Sector Challenges and Expansion Plans
The report revealed that 62.5% of Nigerian fintechs plan to expand into other African countries, underscoring a growing appetite for cross-border growth.
It noted that artificial intelligence (AI) and real-time payments are driving the next wave of fintech innovation, with firms leveraging these tools for fraud detection, credit scoring, and faster digital transactions.
“There is strong support for regulatory passporting frameworks to enable seamless, compliant expansion into peer African markets,” the report added.
Yet, Nigeria’s fintech ecosystem faces infrastructure bottlenecks, including low broadband penetration, limited access to digital ID systems, weak data-sharing networks, and fragmented open-data frameworks.
These constraints increase operational costs and slow product development.

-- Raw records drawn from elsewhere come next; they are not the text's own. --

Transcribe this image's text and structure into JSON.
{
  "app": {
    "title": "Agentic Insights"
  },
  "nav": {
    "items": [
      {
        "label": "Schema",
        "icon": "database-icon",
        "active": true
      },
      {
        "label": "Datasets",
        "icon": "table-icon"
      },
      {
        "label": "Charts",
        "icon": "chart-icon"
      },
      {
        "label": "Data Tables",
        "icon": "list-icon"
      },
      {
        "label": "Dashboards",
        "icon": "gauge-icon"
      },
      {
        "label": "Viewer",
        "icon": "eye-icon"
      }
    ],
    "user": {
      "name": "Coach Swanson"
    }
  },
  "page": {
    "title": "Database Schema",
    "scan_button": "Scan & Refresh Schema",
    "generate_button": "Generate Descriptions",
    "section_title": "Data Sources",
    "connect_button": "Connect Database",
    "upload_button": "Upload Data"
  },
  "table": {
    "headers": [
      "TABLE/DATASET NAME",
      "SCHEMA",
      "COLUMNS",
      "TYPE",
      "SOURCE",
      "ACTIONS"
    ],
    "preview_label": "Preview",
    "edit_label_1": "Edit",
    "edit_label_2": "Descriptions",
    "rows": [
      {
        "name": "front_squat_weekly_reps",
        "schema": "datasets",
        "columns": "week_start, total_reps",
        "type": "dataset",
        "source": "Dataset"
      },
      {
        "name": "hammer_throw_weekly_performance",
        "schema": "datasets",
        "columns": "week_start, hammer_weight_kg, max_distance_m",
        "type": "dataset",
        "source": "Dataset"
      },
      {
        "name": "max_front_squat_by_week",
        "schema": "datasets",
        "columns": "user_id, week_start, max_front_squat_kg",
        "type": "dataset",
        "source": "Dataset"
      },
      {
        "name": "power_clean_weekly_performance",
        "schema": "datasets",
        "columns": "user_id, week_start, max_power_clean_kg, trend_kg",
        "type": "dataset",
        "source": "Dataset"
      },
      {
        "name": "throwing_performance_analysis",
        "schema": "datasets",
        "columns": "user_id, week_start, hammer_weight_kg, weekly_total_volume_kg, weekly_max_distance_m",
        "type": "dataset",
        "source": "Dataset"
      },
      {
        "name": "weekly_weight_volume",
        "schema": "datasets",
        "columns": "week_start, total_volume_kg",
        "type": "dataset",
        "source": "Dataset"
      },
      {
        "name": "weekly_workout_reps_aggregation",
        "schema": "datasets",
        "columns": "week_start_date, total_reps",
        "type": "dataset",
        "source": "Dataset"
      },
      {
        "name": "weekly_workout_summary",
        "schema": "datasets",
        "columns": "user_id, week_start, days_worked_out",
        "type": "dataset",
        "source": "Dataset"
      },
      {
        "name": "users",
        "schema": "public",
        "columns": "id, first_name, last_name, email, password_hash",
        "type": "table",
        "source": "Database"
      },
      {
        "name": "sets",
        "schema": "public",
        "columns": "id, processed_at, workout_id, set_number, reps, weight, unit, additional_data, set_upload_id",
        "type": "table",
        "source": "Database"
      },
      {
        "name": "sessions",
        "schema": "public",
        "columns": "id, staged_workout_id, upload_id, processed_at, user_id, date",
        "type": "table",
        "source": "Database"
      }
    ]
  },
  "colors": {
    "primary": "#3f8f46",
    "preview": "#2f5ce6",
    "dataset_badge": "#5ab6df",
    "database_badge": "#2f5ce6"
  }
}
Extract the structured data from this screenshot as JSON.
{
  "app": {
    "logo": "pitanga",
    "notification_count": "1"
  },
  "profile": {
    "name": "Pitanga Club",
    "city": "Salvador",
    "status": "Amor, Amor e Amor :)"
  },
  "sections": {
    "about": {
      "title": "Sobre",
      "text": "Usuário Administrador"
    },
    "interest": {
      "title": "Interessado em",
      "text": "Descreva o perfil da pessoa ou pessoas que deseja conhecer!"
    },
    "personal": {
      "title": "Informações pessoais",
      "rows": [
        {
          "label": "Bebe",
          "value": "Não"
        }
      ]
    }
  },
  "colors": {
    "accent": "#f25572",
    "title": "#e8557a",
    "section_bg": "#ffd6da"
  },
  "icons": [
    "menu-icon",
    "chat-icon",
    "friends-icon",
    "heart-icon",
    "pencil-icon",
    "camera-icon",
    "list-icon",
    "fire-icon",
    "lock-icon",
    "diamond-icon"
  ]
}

Compliance Pressure and Delays
The report found that 87.5% of respondents believe compliance costs significantly affect their capacity to innovate. Furthermore, 82.5% said lengthy regulatory approval timelines delay product rollouts, with some fintechs spending over a year to introduce new solutions to the market.
CBN’s Proposed Frameworks
To address these issues, the CBN has introduced a series of frameworks aimed at simplifying regulatory engagement and improving transparency.
The Regulatory Engagement Platform (REP) will serve as a quarterly dialogue hub between regulators and fintechs, providing early feedback and resolving implementation challenges.
The Smart Licensing and Supervisory Gateway (SLSG) is a centralized digital portal for onboarding, licensing, and reporting, designed to reduce bureaucracy and improve multi-agency coordination.
The Open Finance Lab (OFL) will act as a sandbox for open banking and data-driven innovation, aligning with the CBN’s Financial Services Innovation Hub.
In addition, the Fintech Trust and Safety Charter (FTSC) aims to set voluntary standards for data protection, responsible AI, fair competition, and grievance handling.
The Fintech Credit Guarantee Window (FCGW) will de-risk MSME lending by fintechs, especially for women- and youth-led enterprises, by working with development finance institutions to expand credit access.
With Nigeria’s fintech ecosystem at a pivotal stage, the creation of a National Fintech Committee could help balance regulation with innovation, turning compliance into collaboration and growth into inclusion.